ALassoSurvIC

The ALassoSurvIC package provides penalized variable selection tools for the Cox proportional hazards model with interval censored and possibly left truncated data. The main function alacoxIC performs the variable selection via penalized nonparametric maximum likelihood estimation with an adaptive lasso penalty. The function also finds the optimal thresholding parameter automatically by minimizing the Bayesian information criterion (BIC). The unpenalized Non-Parametric Maximum Likelihood Estimate (NPMLE) for interval censored and possibly left truncated data is also available with another main function unpencoxIC. The asymptotic validity of the methodology is established in Li et al. (2019).

Installation

install.packages("ALassoSurvIC")
intsall.packages("parallel") # required for parallel computing

Overview

The package contains two main functions (alacoxIC and unpencoxIC) and two methods (baseline and plot) for the objects returned by the main functions. The cluster object, created by makeCluster in the parallel package, can be supplied with the cl argument in the main functions to reduce computation time via parallel computing. The parallel computing will be used when searching the optimal thresholding parameter and calculating the hessian matrix of the log profile likelihood. How to use the parallel computing is illustrated in one of the examples given below.

Example

The examples below show how to use the main functions and the methods with two virtual data sets; ex_IC is interval censored data and ex_ICLT is interval censored and left truncated data. Any inference cannot be drawn from these data sets.

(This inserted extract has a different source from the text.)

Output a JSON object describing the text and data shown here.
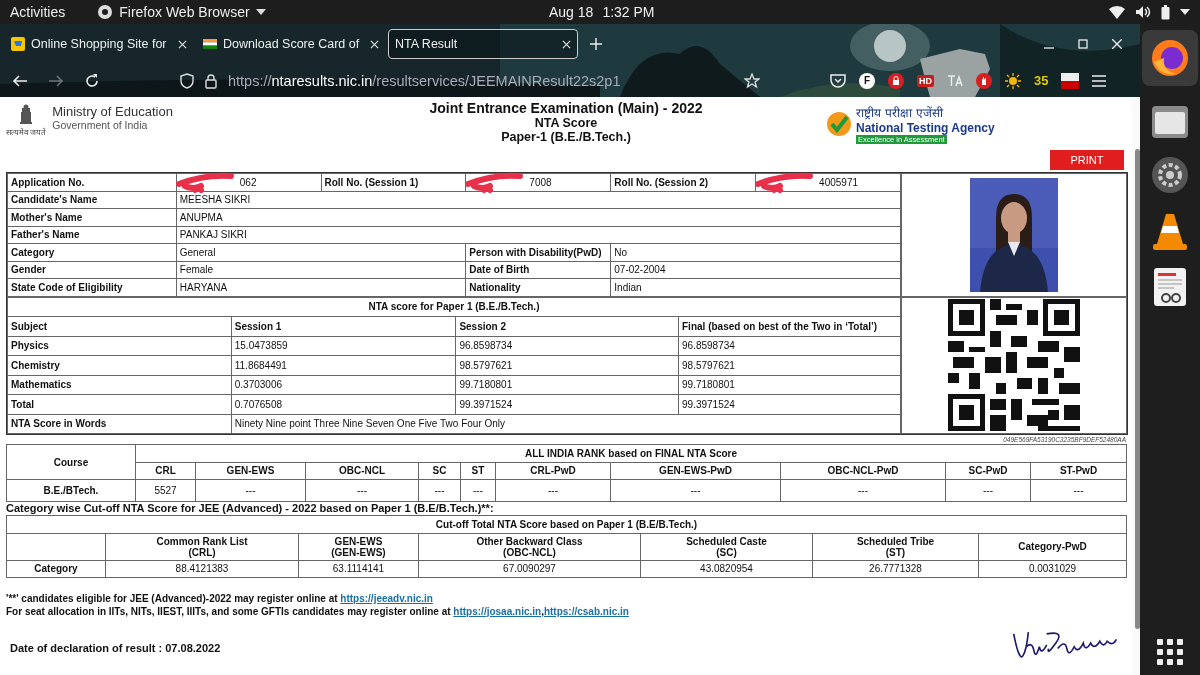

Example 1: Interval censored data

library(ALassoSurvIC)

data(ex_IC) # 'ex_IC' is interval censored data
lowerIC <- ex_IC$lowerIC
upperIC <- ex_IC$upperIC
X <- ex_IC[, -c(1:2)]

## Performing the variable selection algorithm using a single core
## Use the `cl` argument to reduce computation time.
res <- alacoxIC(lowerIC, upperIC, X)
res           # main result
baseline(res) # obtaining the baseline cumulative hazard estimate
plot(res)     # plotting the estimated baseline cumulative hazard function by default
plot(res, what = "survival")  # plotting the estimated baseline survival hazard function

## Getting the unpenalized NPMLEs for interval censored data
res2 <- unpencoxIC(lowerIC, upperIC, X)
res2

Example 2: Interval censored and left truncated data

data(ex_ICLT) # 'ex_ICLT' is interval censored and left truncated data
lowerIC <- ex_ICLT$lowerIC
upperIC <- ex_ICLT$upperIC
trunc <- ex_ICLT$trunc
X <- ex_ICLT[, -c(1:3)]

## Performing the variable selection algorithm using a single core
## Use the `cl` argument to reduce computation time.
res3 <- alacoxIC(lowerIC, upperIC, X, trunc)
res3
baseline(res3)
plot(res3)
plot(res3, what = "survival")

## Getting the unpenalized NPMLEs for interval censored data
res4 <- unpencoxIC(lowerIC, upperIC, X, trunc)
res4

Example 3: Reducing computation time using parallel computing

data(ex_IC) # 'ex_IC' is interval censored data
lowerIC <- ex_IC$lowerIC
upperIC <- ex_IC$upperIC
X <- ex_IC[, -c(1:2)]

library(parallel)
cl <- makeCluster(2L)  # making the cluster object 'cl' with two CPU cores
# cl <- makeCluster(detectCores()) # run this code instead to use all available CPU cores

## Compare two computation times
## Note that the `unpencoxIC` function also allows users to use the `cl` argument.
system.time(res_parallel <- alacoxIC(lowerIC, upperIC, X, cl = cl)) # Use two cores
system.time(res <- alacoxIC(lowerIC, upperIC, X)) # Use a single core

Reference

Li, C., Pak, D., & Todem, D. (2019). Adaptive lasso for the Cox regression with interval censored and possibly left truncated data. Statistical methods in medical research, in press.